On 26 October 2011 21:54, Jeff Eastman <[email protected]> wrote:
> I use the CLI about half the time. For many applications, esp. well-baked
> clustering & seq2sparse, I use the CLI. Other times I need to use a Java API
> because I'm building a custom job in Java and it is just easier than doing
> the scripting.
>
> Is your point that there is a CLI epic that is desired by Mahout users?
I'm not sure what Mahout users desire! Might be interesting to ask
somehow. The project has different faces for different contexts, and
that seems fine. Reason I asked ... I was a bit suprised the other day
to find one of the commandline jobs ('rowid' I think) just plain
failing, which led me to wonder whether the tool saw a lot of use. I
didn't even notice it for several months of using Mahout via API.
But mostly it was sheer curiousity. It's good to know how these tools
are actually being used (and which parts).
Also I've been thinking in very fuzzy terms about how to compose
larger tasks from smaller pieces, and wondering what might be a more
principled way of doing this than running each bin/mahout job by hand.
Obviously coding it up is one way, but also little shell scripts or
makefiles or (if forced at gunpoint) maybe Ant ...?

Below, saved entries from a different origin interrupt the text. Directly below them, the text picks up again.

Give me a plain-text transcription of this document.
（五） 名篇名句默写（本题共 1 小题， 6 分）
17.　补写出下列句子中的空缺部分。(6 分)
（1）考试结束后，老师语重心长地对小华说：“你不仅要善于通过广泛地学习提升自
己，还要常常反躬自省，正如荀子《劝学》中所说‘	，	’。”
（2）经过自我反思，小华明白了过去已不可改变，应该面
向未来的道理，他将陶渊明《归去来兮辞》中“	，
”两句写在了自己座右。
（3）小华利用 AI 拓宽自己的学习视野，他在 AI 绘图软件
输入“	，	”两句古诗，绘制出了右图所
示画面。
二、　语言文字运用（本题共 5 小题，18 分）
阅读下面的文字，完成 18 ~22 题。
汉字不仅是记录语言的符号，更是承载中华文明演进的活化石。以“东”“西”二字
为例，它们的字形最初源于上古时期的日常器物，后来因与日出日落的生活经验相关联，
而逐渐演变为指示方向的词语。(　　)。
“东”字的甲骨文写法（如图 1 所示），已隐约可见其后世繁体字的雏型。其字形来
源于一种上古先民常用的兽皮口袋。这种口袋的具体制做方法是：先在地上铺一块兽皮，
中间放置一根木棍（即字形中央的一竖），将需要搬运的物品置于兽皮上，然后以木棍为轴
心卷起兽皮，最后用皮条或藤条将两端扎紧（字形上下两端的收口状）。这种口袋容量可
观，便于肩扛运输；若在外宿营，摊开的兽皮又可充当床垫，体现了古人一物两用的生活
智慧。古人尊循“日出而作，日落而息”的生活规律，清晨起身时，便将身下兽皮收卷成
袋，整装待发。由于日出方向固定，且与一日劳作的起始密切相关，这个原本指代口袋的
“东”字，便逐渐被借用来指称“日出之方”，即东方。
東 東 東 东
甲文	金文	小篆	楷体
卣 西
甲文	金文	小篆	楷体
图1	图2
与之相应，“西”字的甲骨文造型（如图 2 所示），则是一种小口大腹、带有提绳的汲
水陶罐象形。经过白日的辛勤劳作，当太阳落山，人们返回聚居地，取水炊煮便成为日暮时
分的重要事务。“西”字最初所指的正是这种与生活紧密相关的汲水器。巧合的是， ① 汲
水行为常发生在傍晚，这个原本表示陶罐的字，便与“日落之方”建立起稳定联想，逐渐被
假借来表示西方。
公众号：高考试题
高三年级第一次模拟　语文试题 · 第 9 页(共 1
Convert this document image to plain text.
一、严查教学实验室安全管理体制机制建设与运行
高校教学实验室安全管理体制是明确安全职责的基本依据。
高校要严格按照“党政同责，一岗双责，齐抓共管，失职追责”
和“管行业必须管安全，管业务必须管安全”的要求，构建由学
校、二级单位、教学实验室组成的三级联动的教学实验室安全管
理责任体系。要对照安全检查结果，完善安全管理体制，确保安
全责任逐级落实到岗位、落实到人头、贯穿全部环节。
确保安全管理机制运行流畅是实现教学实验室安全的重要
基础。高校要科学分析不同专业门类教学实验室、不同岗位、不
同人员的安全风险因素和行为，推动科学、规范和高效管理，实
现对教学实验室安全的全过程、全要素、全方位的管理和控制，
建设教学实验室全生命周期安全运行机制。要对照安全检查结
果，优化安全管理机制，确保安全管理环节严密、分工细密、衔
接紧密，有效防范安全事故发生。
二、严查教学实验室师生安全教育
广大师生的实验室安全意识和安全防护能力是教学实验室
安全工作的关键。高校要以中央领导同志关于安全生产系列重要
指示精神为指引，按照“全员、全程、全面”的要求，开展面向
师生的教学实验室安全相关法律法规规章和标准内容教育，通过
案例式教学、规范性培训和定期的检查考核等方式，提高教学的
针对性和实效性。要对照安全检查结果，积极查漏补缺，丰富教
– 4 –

Oh, also I poked a little into using Apache Ant for that layer wrapped
around mahout jobs, see notes in
http://mail-archives.apache.org/mod_mbox/mahout-user/201109.mbox/raw/%3CCAFNgM+YaPgFzEJP+sDNXPKfxi0AmAY7_sN79FN2=1cvjl8c...@mail.gmail.com%3E
...but hit a wall there. I managed to blend in some jobs, e.g. as Pig
script mixing Mahout-ese collocations with Pig Latin for filters:
reuters_phrases =
collocations('/user/danbri/migtest/reuters-out-seqdir', IGNORE);
political_phrases = FILTER reuters_phrases BY phrase MATCHES
'.*(president|government|election).*' AND score > (float)10;
...but when I tried integrating seqdirectory the same way, couldn't
get it working. Also not fluent enough with Pig to be sure if it's the
right environment for error handling, ie. figuring out what to do when
some sub-job fails. I've been meaning to check out
https://issues.apache.org/jira/browse/MAHOUT-612 as that seems to
offer some more principled hope in same direction.
In my last (bibliographic dataset) experiments my initial db was small
enough that I could do some of the pre- and post- processing in nasty
ruby scripts; however I want to move that work to a much larger
dataset. This might be a good excuse to see whether Python UDFs in Pig
are any use for that kind of glue/hacking/integration work. All of
which is a long-winded way of wondering out loud how much of the
'small things loosely-joined' unix-y philosophy makes sense on the
Mahout commandline...
cheers,
Dan